La semaine dernière, à la faveur du lancement des travaux de profilage dans la ville de N’Zérékoré, le maire Cécé Loua a tenu un discours dans lequel il a loué les actions entreprises jusqu’ici par le CNDD et proposé 5 ans comme durée de la transition en cours. Ce qui prouve à suffisance que tous les Guinéens, pour des raisons diverses, n’aimeraient pas voir le capitaine-président Moussa Dadis Camara et son équipe quitter le pouvoir en 2009.
Depuis la prise du pouvoir par le capitaine Moussa Dadis Camara et ses compagnons du CNDD (Conseil national pour la démocratie et le développement), les Guinéens continuent de se diviser sur la question relative à la durée de la transition censée consacrer le retour effectif à l’ordre constitutionnel.

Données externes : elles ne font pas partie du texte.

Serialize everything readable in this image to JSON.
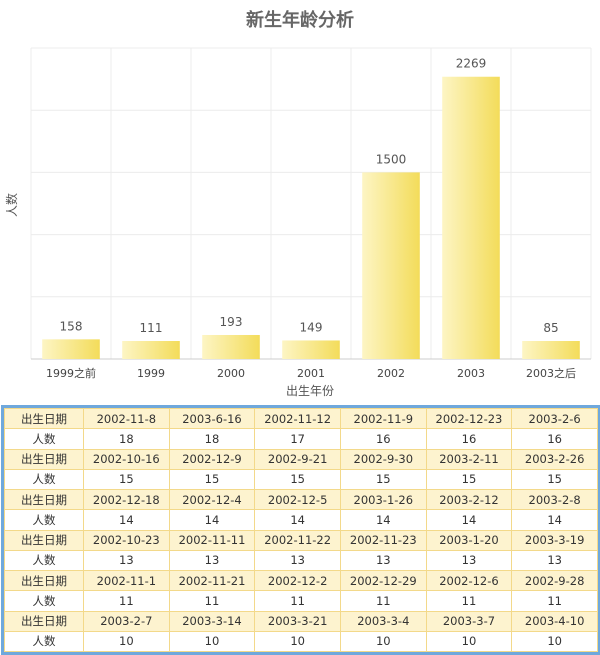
{
  "chart_data": {
    "type": "bar",
    "title": "新生年龄分析",
    "xlabel": "出生年份",
    "ylabel": "人数",
    "categories": [
      "1999之前",
      "1999",
      "2000",
      "2001",
      "2002",
      "2003",
      "2003之后"
    ],
    "values": [
      158,
      111,
      193,
      149,
      1500,
      2269,
      85
    ],
    "ylim": [
      0,
      2500
    ],
    "grid": true,
    "bar_color_start": "#fdf5c4",
    "bar_color_end": "#f3dc5a"
  },
  "table": {
    "date_label": "出生日期",
    "count_label": "人数",
    "groups": [
      {
        "dates": [
          "2002-11-8",
          "2003-6-16",
          "2002-11-12",
          "2002-11-9",
          "2002-12-23",
          "2003-2-6"
        ],
        "counts": [
          "18",
          "18",
          "17",
          "16",
          "16",
          "16"
        ]
      },
      {
        "dates": [
          "2002-10-16",
          "2002-12-9",
          "2002-9-21",
          "2002-9-30",
          "2003-2-11",
          "2003-2-26"
        ],
        "counts": [
          "15",
          "15",
          "15",
          "15",
          "15",
          "15"
        ]
      },
      {
        "dates": [
          "2002-12-18",
          "2002-12-4",
          "2002-12-5",
          "2003-1-26",
          "2003-2-12",
          "2003-2-8"
        ],
        "counts": [
          "14",
          "14",
          "14",
          "14",
          "14",
          "14"
        ]
      },
      {
        "dates": [
          "2002-10-23",
          "2002-11-11",
          "2002-11-22",
          "2002-11-23",
          "2003-1-20",
          "2003-3-19"
        ],
        "counts": [
          "13",
          "13",
          "13",
          "13",
          "13",
          "13"
        ]
      },
      {
        "dates": [
          "2002-11-1",
          "2002-11-21",
          "2002-12-2",
          "2002-12-29",
          "2002-12-6",
          "2002-9-28"
        ],
        "counts": [
          "11",
          "11",
          "11",
          "11",
          "11",
          "11"
        ]
      },
      {
        "dates": [
          "2003-2-7",
          "2003-3-14",
          "2003-3-21",
          "2003-3-4",
          "2003-3-7",
          "2003-4-10"
        ],
        "counts": [
          "10",
          "10",
          "10",
          "10",
          "10",
          "10"
        ]
      }
    ]
  }
}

Pour certains, à force de l’exercer au quotidien, avec tous les avantages qui s’y rattachent, les militaires finiront par s’accrocher au pouvoir. Donc, la solution pour ces derniers, c’est d’amener la junte au pouvoir à accepter une transition de courte durée. Les forces vives de la nation (partis politiques, syndicats, société civile, confessions religieuses) et la communauté internationale, dans son ensemble, font partie de cette catégorie-là.
Pour d’autres par contre, le CNDD et son jeune président, le capitaine Moussa Dadis Camara, ne sont pas obligés d’obéir, à l’œil et au doigt, à ceux qui se font passer pour les bien-pensants de la nation ou d’accepter, sans aucune réaction, des décisions émanant de la communauté internationale. El hadj Boubacar Biro Diallo, ancien président de l’Assemblée nationale, aura été l’une des premières personnalités politiques du pays à prendre fait et cause pour le successeur du Général-Président Lansana Conté.
Lors d’une rencontre organisée, il y a quelques mois, au camp Alpha Yaya Diallo, le Vieux Biro, avec le courage et le franc-parler qu’on lui reconnaît, a conseillé au capitaine-président Moussa Dadis Camara de prendre le temps nécessaire pour procéder à un nettoyage systématique de la maison Guinée qui, sous le régime Conté, n’avait pratiquement rien à envier aux légendaires Ecuries d’Augias. Ce nettoyage à la guinéenne consisterait, entre autres, à engager une lutte, sans merci, contre le narcotrafic dont le pays était devenu une véritable plaque tournante, à moraliser la vie publique, à promouvoir un dialogue sincère entre toutes les composantes sociopolitiques de la Guinée, à restructurer profondément l’armée, à combattre résolument l’ethnocentrisme, le régionalisme, le népotisme et le clanisme sous toutes leurs formes.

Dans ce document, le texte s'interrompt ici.